People borrow money from finance companies because they happen to need it. They are supposed to pay it back in monthly installments. The installments are not cheap. For a loan of $800, spread over two years, the payments are $40.27. At the end, the finance company gets back $966.48, or a profit of $166.48 on the loan. Shakespeare wrote a big thing about this kind of action.
Now some of the people who borrow run into trouble and can’t make the payments. Most of the time they have to keep the matter secret because very few men want wives to know they borrow money. The minute they fall behind in payments, they are in the hands of the finance-company agents. The agents are generally young, but they act like they went to school in Leningrad.
Out in Freeport, Long Island, there is a guy named Stewart working for one of the loan companies and everybody calls him “the Hero.” He chases people as if they had his own money. If you are a late payer, he goes to the house next door and tells them that you owe money. That’s one of his better moves. His best one is to show up at the train station in the morning and catch his man in front of a crowd of commuters, then start yelling, “What’s the matter? Why don’t you pay what you owe?”
This isn’t just one case. Nor is the whole subject restricted to just a few people. New York is a city of credit. When there is credit, there are people in trouble. And there is always some sick degenerate sitting at a desk in an office who can’t wait to get personal pleasure out of somebody else’s trouble. There is no way to stop him, short of a sawed-off shotgun, which is warmly endorsed here, but rarely heard of. The situation calls for a strong law.
Yesterday State Assemblyman Michael Capanegro, Democrat from Queens, began drafting a bill that he is going to introduce at the next session of the legislature. Capanegro’s bill calls for the establishment of a commission to control the orderly collection of debts while protecting the dignity and privacy of small borrowers.
“I want to stop the repetitious, consistent, and constant molesting, phone-calling, house-visiting, calling of employers, and general intimidation and harassment of individuals by loan companies,” Capanegro said. “Loan companies have the legal remedy of the courts if people do not pay them back. I want them to use that remedy. Only a minute percentage of non-payers are of the type known as ‘dead beats.’ Most non-payers are simply up against it in life.

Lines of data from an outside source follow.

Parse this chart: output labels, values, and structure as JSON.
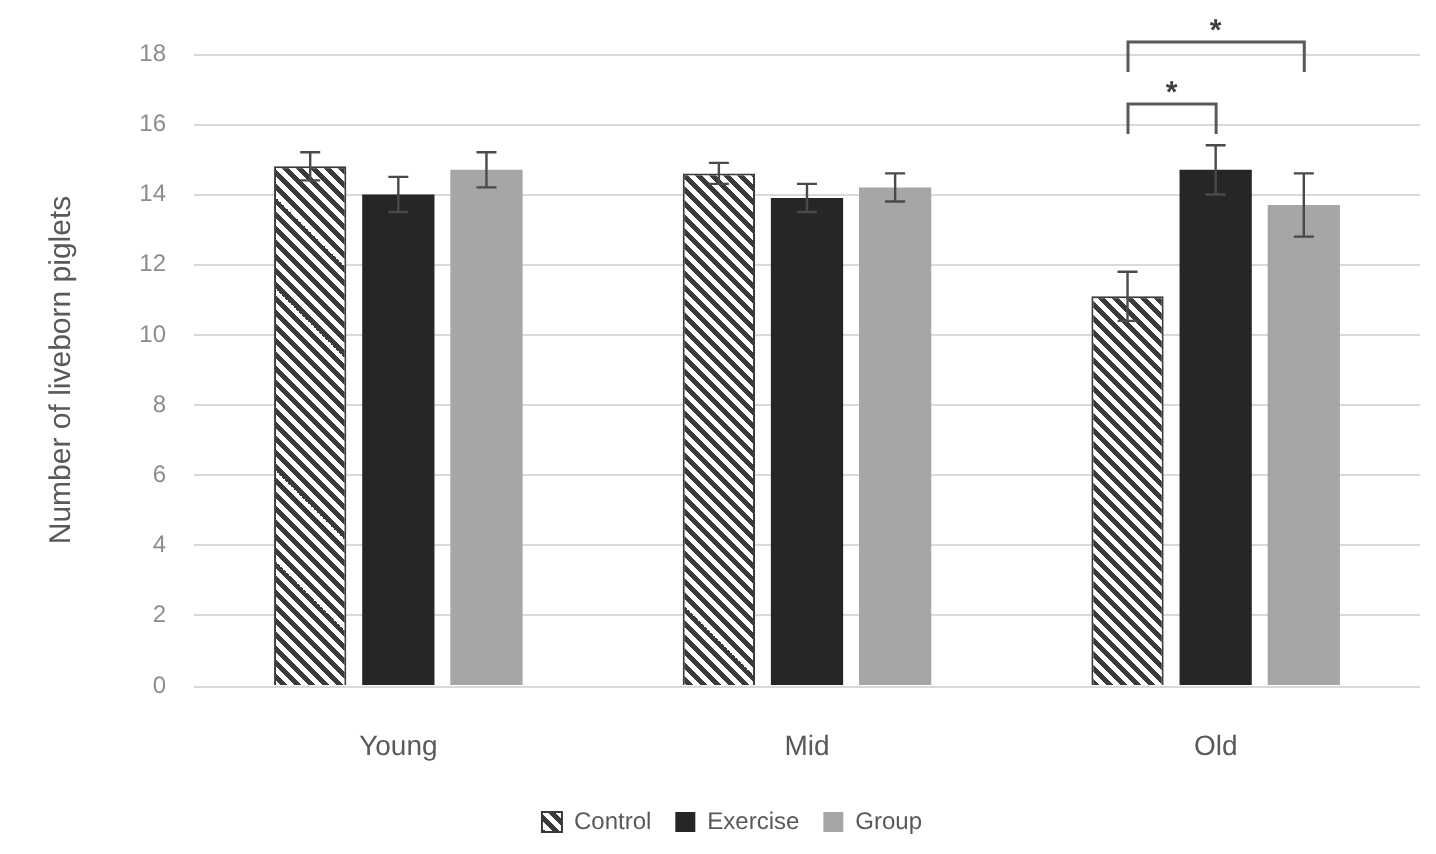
{
  "chart_data": {
    "type": "bar",
    "ylabel": "Number of liveborn piglets",
    "categories": [
      "Young",
      "Mid",
      "Old"
    ],
    "series": [
      {
        "name": "Control",
        "color": "#3a3a3a",
        "values": [
          14.8,
          14.6,
          11.1
        ],
        "errors": [
          0.4,
          0.3,
          0.7
        ]
      },
      {
        "name": "Exercise",
        "color": "#262626",
        "values": [
          14.0,
          13.9,
          14.7
        ],
        "errors": [
          0.5,
          0.4,
          0.7
        ]
      },
      {
        "name": "Group",
        "color": "#a6a6a6",
        "values": [
          14.7,
          14.2,
          13.7
        ],
        "errors": [
          0.5,
          0.4,
          0.9
        ]
      }
    ],
    "ylim": [
      0,
      18
    ],
    "yticks": [
      0,
      2,
      4,
      6,
      8,
      10,
      12,
      14,
      16,
      18
    ],
    "grid": "y",
    "legend": "bottom",
    "annotations": [
      "*",
      "*"
    ]
  }
}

Their problems should be ruled on by a judge, not by some vicious, power-crazed individual working in a loan-company office.”
Capanegro’s proposed law is not quite so far-reaching as two that once existed. One was sort of natural law. Under it, you invited the finance-company guy into the apartment and had friends present. All grabbed the finance-company guy, threw him under the shower, then turned him out into the street. This worked best in the middle of winter. By the time the finance-company guy hit the corner, you could ice skate on his overcoat. The other law was the one put on the books in Boston by James Michael Curley. He ruled that no Civil Service employee could pay back money to a loan company unless his wife said in writing that she would let him. This was one of the great pieces of American legislation. Right now, the best available is Capanegro’s, and it appears to be good enough.